The city was quickly replaced by Veridia, The Shattered Plains—a landscape that felt like a permanent, broken scream. Deep, glowing cracks ran through the earth, and the strange, crystal-like plants grew in unsettling geometric shapes—all marks of millennia of uncontrolled magic. The air here wasn't just heavy; it was saturated with Chaos Mana, a constant, low, irritating electrical hum that pressed against Kaelen's skin and throbbed deep in his damaged magic core.
He wore thick gloves to try and shield himself from the ever-present magical static, knowing it was futile. He quickly logged his internal discomfort: Chaos Mana is rising. Fauna are mutating. I am fundamentally compromised. I must move faster.

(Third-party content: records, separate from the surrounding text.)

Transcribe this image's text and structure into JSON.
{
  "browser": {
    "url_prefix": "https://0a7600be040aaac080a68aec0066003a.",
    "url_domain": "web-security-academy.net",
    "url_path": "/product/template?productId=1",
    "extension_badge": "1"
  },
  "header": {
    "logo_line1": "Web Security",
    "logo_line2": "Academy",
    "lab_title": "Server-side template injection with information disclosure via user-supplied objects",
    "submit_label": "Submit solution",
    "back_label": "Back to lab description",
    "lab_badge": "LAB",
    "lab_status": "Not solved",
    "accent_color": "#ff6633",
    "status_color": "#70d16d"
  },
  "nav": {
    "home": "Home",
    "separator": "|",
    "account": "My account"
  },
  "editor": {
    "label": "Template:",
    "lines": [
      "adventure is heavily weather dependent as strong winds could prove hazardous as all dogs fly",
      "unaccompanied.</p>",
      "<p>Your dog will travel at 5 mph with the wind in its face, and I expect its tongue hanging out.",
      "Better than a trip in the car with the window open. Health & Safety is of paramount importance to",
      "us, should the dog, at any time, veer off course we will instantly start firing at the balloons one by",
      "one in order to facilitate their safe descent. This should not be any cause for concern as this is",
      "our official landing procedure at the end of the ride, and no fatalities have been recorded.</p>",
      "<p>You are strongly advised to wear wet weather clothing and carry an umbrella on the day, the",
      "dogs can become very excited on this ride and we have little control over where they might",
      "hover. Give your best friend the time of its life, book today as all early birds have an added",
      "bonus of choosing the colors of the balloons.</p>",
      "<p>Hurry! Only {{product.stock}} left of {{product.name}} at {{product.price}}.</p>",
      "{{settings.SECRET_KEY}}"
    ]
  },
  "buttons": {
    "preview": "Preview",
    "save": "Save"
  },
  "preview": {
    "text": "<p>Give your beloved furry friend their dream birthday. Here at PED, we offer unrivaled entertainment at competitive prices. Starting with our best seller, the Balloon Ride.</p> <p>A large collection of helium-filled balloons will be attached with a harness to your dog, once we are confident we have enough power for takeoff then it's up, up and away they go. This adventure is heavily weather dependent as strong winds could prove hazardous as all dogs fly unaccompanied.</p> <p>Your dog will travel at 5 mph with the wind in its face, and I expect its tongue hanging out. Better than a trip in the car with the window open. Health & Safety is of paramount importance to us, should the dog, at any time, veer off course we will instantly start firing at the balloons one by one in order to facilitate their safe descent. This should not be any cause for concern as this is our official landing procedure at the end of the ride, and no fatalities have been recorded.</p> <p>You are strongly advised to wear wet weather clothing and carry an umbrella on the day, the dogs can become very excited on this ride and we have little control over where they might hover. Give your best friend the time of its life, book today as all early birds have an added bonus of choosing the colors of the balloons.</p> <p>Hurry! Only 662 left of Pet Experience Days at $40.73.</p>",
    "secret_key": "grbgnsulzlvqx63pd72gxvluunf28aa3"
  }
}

He found his contact, Lyssa, an artifact runner with hard, suspicious eyes, hiding near an ancient archway ruin.
"You're late, Scholar," she said immediately. "And you look like death came for you and missed."
"My appearance doesn't affect my ability to pay," Kaelen countered, placing a small, perfect gold ingot on a clean stone. "The Shard. I need specifics on the Cygnus Archives' security, not rumors."
Lyssa glanced at the gold, then back at Kaelen, wary of his desperate urgency. "The Shard is real. Deep in the vault. The guards are fierce, yes, and the wards are complex—they run on old, perfect mathematical code only a genius could break. But the real problem is the man in charge: Commander Velos. He doesn't trust magic; he trusts people. He knows every guard, every route. He wins because he understands betrayal, not because he understands spells."
Kaelen felt a rush of cold, clinical excitement. A problem based on human cunning, not magic. A worthy opponent.
"Commander Velos," Kaelen repeated, already analyzing the new threat. "Tell me everything about how he thinks. His methods."
Lyssa finally took the gold. "He's brilliant, Scholar. The kind of man who uses loyalty to build a wall and fear to open the gates. He expects mistakes. You can't outsmart him with a spell. You have to predict who he trusts most, and why."
Kaelen permitted himself a tiny, detached smile. A genius of emotion. That is merely a more complex set of rules to learn.